Building charms in Launchpad

Launchpad supports building charms using Charmcraft. for all architectures supported by Ubuntu, and pushing the resulting builds to Charmhub. As of October 2021, this feature is in beta testing, open to all Canonical employees.

Setting up builds of a charm

If you haven’t done so already, register your charm’s name with Charmhub using charmcraft login and charmcraft register.

Make sure that your charm has a suitable charmcraft.yaml. A minimal example looks something like this:

type: charm
bases:
- name: "ubuntu"
  channel: "20.04"

See the Charmcraft documentation for more details. You can test your charm build locally using charmcraft pack. The only part of charmcraft.yaml that Launchpad itself pays attention to (as opposed to letting Charmcraft take care of things) is the bases section: Launchpad dispatches a build for each build-on entry there that Launchpad supports, where name should be “ubuntu”, channel identifies an Ubuntu series by version, and architectures is a list of Ubuntu architecture names. If you don’t specify any architectures, then Launchpad will build on all architectures that the requested series supports.

Push your charm’s code to a Git repository on Launchpad; we recommend putting each charm in its own project, conventionally starting with “charm-”. If your charm’s code is already on another site such as GitHub, then you can also ask Launchpad to maintain a mirror.

In Launchpad’s web UI, go to the branch (perhaps “master” or “main”) in your repository that you want to build the charm from, and select “Create charm recipe”. Then:

1. Fill in the charm recipe name, which identifies this particular recipe in Launchpad. You can normally just use the charm’s name, but you might want to pick something different if you’re maintaining multiple branches of your charm.
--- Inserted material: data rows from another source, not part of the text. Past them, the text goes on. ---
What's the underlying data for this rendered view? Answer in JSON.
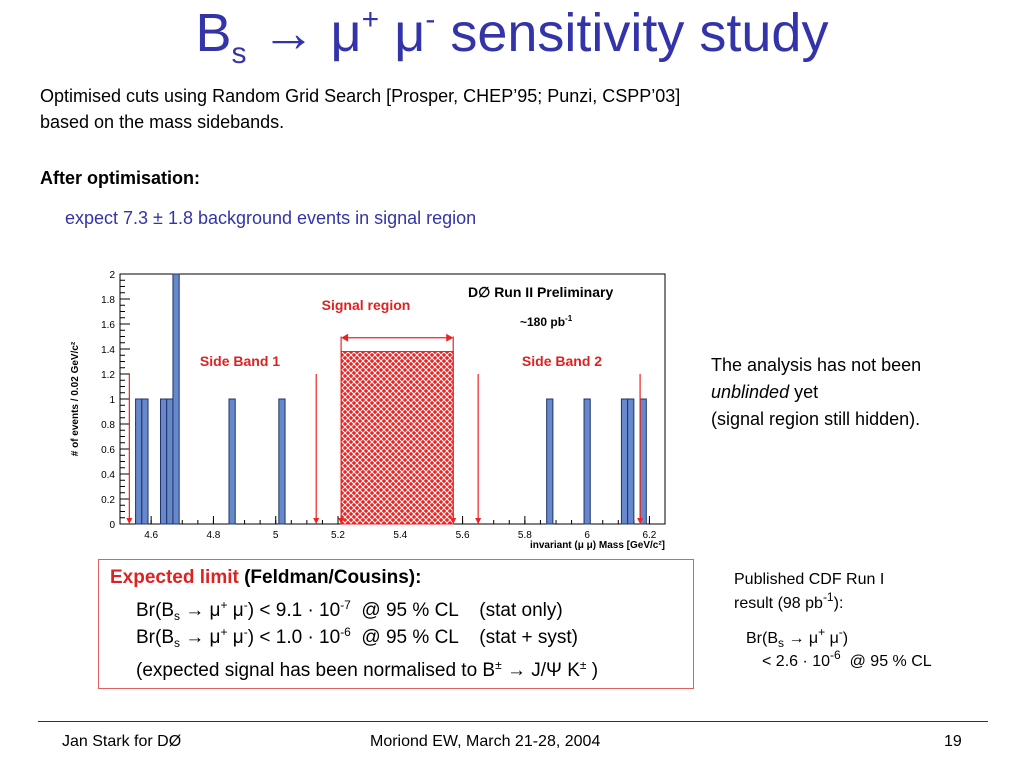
{
  "slide": {
    "title_main": "B",
    "title_sub": "s",
    "title_arrow": " → μ",
    "title_plus": "+",
    "title_mu2": " μ",
    "title_minus": "-",
    "title_rest": " sensitivity study",
    "intro_line1": "Optimised cuts using Random Grid Search [Prosper, CHEP’95; Punzi, CSPP’03]",
    "intro_line2": "based on the mass sidebands.",
    "after_heading": "After optimisation:",
    "expect_text": "expect 7.3 ± 1.8 background events in signal region",
    "note_line1": "The analysis has not been",
    "note_line2_italic": "unblinded",
    "note_line2_rest": " yet",
    "note_line3": "(signal region still hidden).",
    "limit": {
      "heading_red": "Expected limit",
      "heading_black": " (Feldman/Cousins):",
      "row1_a": "Br(B",
      "row1_s": "s",
      "row1_b": " → μ",
      "row1_p": "+",
      "row1_c": " μ",
      "row1_m": "-",
      "row1_d": ") < 9.1 · 10",
      "row1_exp": "-7",
      "row1_e": "  @ 95 % CL    (stat only)",
      "row2_a": "Br(B",
      "row2_s": "s",
      "row2_b": " → μ",
      "row2_p": "+",
      "row2_c": " μ",
      "row2_m": "-",
      "row2_d": ") < 1.0 · 10",
      "row2_exp": "-6",
      "row2_e": "  @ 95 % CL    (stat + syst)",
      "row3_a": "(expected signal has been normalised to B",
      "row3_pm": "±",
      "row3_b": " → J/Ψ K",
      "row3_pm2": "±",
      "row3_c": " )"
    },
    "cdf": {
      "line1": "Published CDF Run I",
      "line2_a": "result (98 pb",
      "line2_exp": "-1",
      "line2_b": "):",
      "line3_a": "Br(B",
      "line3_s": "s",
      "line3_b": " → μ",
      "line3_p": "+",
      "line3_c": " μ",
      "line3_m": "-",
      "line3_d": ")",
      "line4_a": "< 2.6 · 10",
      "line4_exp": "-6",
      "line4_b": "  @ 95 % CL"
    },
    "footer": {
      "left": "Jan Stark for DØ",
      "center": "Moriond EW, March 21-28, 2004",
      "right": "19"
    }
  },
  "chart_data": {
    "type": "bar",
    "title": "",
    "xlabel": "invariant (μ μ) Mass [GeV/c²]",
    "ylabel": "# of events / 0.02 GeV/c²",
    "xlim": [
      4.5,
      6.25
    ],
    "ylim": [
      0,
      2
    ],
    "x_ticks": [
      "4.6",
      "4.8",
      "5",
      "5.2",
      "5.4",
      "5.6",
      "5.8",
      "6",
      "6.2"
    ],
    "y_ticks": [
      "0",
      "0.2",
      "0.4",
      "0.6",
      "0.8",
      "1",
      "1.2",
      "1.4",
      "1.6",
      "1.8",
      "2"
    ],
    "bin_width": 0.02,
    "bins": [
      {
        "x": 4.56,
        "value": 1
      },
      {
        "x": 4.58,
        "value": 1
      },
      {
        "x": 4.64,
        "value": 1
      },
      {
        "x": 4.66,
        "value": 1
      },
      {
        "x": 4.68,
        "value": 2
      },
      {
        "x": 4.86,
        "value": 1
      },
      {
        "x": 5.02,
        "value": 1
      },
      {
        "x": 5.88,
        "value": 1
      },
      {
        "x": 6.0,
        "value": 1
      },
      {
        "x": 6.12,
        "value": 1
      },
      {
        "x": 6.14,
        "value": 1
      },
      {
        "x": 6.18,
        "value": 1
      }
    ],
    "signal_region": {
      "x_range": [
        5.21,
        5.57
      ],
      "y": 1.38
    },
    "sideband_1_range": [
      4.53,
      5.13
    ],
    "sideband_2_range": [
      5.65,
      6.17
    ],
    "annotations": {
      "experiment": "D∅  Run II Preliminary",
      "lumi": "~180 pb",
      "lumi_exp": "-1",
      "signal_label": "Signal region",
      "sb1_label": "Side Band 1",
      "sb2_label": "Side Band 2"
    },
    "colors": {
      "bars": "#6688cc",
      "signal": "#ee2222",
      "text": "#3333aa",
      "labels": "#dd2222"
    }
  }
}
  1. You should normally select “Automatically build when branch changes”.

3. In most cases you won’t need to specify any source snap channels, but for example you can use this to test your charm with candidate builds of charmcraft.

4. To configure Launchpad to push builds to Charmhub, select “Automatically upload to store”, fill in the name that you registered using charmcraft register, and select a channel to release to (“edge” is appropriate if you’re not sure).

If you configured Launchpad to push builds to Charmhub, it will then obtain authorization to do so on your behalf; follow the prompts in your web browser.

Your charm recipe is now ready to build! Select “Request builds” to dispatch the first set of builds and see how they work. If all goes well, when you push new commits to your branch, Launchpad will shortly afterwards dispatch builds for all relevant architectures and push the resulting charms to Charmhub for you. You are responsible for promoting charms to other channels after suitable testing, using charmcraft release.

Notes and limitations

We only support building charms using Charmcraft, not the older charm build. (However, you can use the reactive plugin to build reactive charms.) This is partly based on the direction of charm-building technology in Canonical, and partly because there’s more use in having a multi-architecture build system for Operator Framework charms: unlike reactive charms and older frameworks, built OF charms are in practice always architecture-dependent due to embedding architecture-dependent Python wheels. As a result, in the absence of a multi-architecture build farm, the bulk of charms would end up only existing on amd64. We hope that providing charm building in Launchpad will encourage most charms to support multiple architectures by default.

We currently only support building charms, not bundles. Contact us if you have a use case for building bundles on Launchpad and would like to discuss it with us.

We don’t currently support building OCI images to attach as resources to charms. This is partly because that would be significantly more complex, partly because we expect charms and resources to typically have quite different build frequencies (changes to a resource very often require no changes to the corresponding charm), and partly because in the long run it seems likely that we’ll want to encourage charms to consume something like rocks which should be built separately anyway (although also by Launchpad).

Be careful to quote channel correctly in charmcraft.yaml: you must write channel: “20.04”, not channel: 20.04. This is because the unquoted form is interpreted by YAML as a fixed-point number rather than as a version string.

Launchpad charm recipes do not have any independent configuration of which architectures to build. Instead, use bases in charmcraft.yaml.

As yet, there is no support for private charms. Contact us if you have a use case for this and would like to discuss it with us.

There are likely to be various minor UI deficiencies. We always welcome bug reports.